Bundeswirtschaftsminister Peter Altmaier (CDU, im Bild links) lässt sich von Globalfoundries-Konzernchef Tom Caulfield aus den USA in Dresden die Technologie erklären.
Bundeswirtschaftsminister Peter Altmaier (CDU, im Bild links) lässt sich von Globalfoundries-Konzernchef Tom Caulfield aus den USA in Dresden die Technologie erklären. ©  Archivbild: dpa/Matthias Rietschel

Konzernchef: Subventionen lieber Investitionen nennen

Dresdens größte Fabrik Globalfoundries hat jetzt rund 3.300 Beschäftigte. Personalchef Olaf Drillisch-Saathoff begrüßte am Donnerstag 22 neue zum Halbjahresbeginn. Er sagte der SZ, dass dieses Jahr die Belegschaft um etwa 100 Mitarbeiter wachse, nächstes Jahr kämen 100 bis 150 hinzu.

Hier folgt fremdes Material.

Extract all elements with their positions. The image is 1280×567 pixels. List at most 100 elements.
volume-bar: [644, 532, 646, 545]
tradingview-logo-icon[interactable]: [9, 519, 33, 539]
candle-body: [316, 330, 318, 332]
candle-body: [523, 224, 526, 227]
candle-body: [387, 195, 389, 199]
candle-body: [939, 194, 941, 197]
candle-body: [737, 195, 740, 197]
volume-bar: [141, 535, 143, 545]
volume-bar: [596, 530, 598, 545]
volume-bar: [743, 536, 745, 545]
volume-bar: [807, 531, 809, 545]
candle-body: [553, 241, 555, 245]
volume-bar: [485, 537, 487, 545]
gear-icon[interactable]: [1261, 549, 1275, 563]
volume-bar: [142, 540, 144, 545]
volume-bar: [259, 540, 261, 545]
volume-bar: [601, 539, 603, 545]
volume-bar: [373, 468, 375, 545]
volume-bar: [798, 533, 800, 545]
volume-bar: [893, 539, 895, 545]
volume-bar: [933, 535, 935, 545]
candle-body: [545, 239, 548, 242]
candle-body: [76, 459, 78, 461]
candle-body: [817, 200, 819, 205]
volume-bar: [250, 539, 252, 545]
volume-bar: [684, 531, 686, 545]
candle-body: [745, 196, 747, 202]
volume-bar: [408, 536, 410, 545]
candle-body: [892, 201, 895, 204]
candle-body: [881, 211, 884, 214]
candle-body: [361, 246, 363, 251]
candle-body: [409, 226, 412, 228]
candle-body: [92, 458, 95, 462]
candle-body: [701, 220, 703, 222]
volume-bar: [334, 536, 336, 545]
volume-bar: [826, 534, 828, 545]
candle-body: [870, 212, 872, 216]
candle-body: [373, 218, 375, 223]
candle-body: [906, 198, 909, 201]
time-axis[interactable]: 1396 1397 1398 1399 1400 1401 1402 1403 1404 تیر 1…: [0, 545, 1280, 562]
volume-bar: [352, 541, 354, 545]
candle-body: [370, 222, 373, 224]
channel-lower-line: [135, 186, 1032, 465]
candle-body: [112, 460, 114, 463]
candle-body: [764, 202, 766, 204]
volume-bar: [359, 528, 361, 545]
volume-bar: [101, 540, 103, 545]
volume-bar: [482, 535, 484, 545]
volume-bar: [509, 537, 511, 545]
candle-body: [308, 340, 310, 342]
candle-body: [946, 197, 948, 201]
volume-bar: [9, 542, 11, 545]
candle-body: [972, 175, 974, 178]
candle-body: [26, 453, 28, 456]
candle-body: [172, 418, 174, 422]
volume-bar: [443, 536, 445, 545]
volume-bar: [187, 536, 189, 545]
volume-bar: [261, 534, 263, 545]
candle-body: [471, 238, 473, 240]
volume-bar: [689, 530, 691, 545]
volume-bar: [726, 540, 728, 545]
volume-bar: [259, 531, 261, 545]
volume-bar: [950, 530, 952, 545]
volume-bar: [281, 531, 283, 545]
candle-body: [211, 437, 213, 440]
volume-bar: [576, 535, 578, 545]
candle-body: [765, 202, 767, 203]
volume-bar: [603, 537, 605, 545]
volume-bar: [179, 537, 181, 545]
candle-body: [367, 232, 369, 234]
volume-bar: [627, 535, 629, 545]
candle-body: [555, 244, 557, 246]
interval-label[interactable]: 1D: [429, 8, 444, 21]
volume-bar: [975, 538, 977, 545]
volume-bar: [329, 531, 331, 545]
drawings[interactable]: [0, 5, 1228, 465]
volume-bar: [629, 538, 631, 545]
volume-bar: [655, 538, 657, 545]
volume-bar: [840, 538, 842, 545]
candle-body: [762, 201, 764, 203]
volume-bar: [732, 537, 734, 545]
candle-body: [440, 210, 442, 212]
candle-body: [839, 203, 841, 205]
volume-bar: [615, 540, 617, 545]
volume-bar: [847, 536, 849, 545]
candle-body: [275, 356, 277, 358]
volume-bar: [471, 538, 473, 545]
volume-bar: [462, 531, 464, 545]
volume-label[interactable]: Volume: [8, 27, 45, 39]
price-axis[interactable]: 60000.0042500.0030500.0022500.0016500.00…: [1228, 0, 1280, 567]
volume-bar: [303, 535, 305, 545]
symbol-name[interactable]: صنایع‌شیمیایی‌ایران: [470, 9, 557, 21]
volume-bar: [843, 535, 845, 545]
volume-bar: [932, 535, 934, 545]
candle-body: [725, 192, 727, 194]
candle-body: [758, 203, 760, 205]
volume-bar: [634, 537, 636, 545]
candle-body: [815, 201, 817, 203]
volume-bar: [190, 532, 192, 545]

Nachbar Bosch hat gerade seine Chipfabrik mit 250 Beschäftigten eröffnet und angekündigt, dass es bis zu 700 werden können. Bei Infineon mit 2.800 Beschäftigten kommen in diesem Jahr ebenfalls rund 100 hinzu, sagte Sprecher Christoph Schumacher. Zum Juli fingen dort rund 30 Neue an.

Die Firmenchefs wiesen Altmaier allerdings darauf hin, dass sie auch anderswo investieren und dass auch in den USA und Asien hohe Zuschüsse geboten werden. Caulfield sagte, er spreche nicht gerne von Subventionen – vielmehr seien es „Investitionen“ des Staates, die sich lohnten. Die nächsten Schritte des Globalfoundries-Konzerns hingen daher auch davon ab, wie hoch das geplante europäische Förderprogramm Ipcei 2 und die amerikanische US Chips Bill ausfielen.

Globalfoundries will nicht mehr in China produzieren

Erst im März hatte Caulfield angekündigt, in diesem Jahr gleich viel Geld in die Standorte in Dresden, in den USA und in Singapur zu investieren – je 400 Millionen Euro. Vor wenigen Tagen aber gab er bekannt, in Singapur 3,4 Milliarden Euro in einen Neubau zu stecken. Dort reiche der Platz in den vorhandenen Reinräumen nicht mehr aus, sagte er auf Nachfrage.

Der Globalfoundries-Standort Singapur soll 1.000 neue Arbeitsplätze bekommen und künftig 1,5 Millionen Scheiben pro Jahr bearbeiten. An der Finanzierung beteiligen sich laut Caulfield auch andere Firmen – Kunden, für die Globalfoundries Chips herstellt. Das Unternehmen ist ein reiner Auftragsfertiger, liefert Chips also nach den Plänen der Elektronikfirmen.

Gescheitert ist dagegen der Versuch, eine Globalfoundries-Fabrik in China aufzubauen. Das Gebäude in Chengdu wurde zwar fertig, aber nie mit Anlagen bestückt. Caulfield sagte auf Nachfrage, es gebe keine Pläne zur Produktion in China. Erst einmal würden die vorhandenen Flächen genutzt. Die Branche rechne damit, dass der Bedarf an neuen Mikrochips sich innerhalb der nächsten acht Jahre verdopple.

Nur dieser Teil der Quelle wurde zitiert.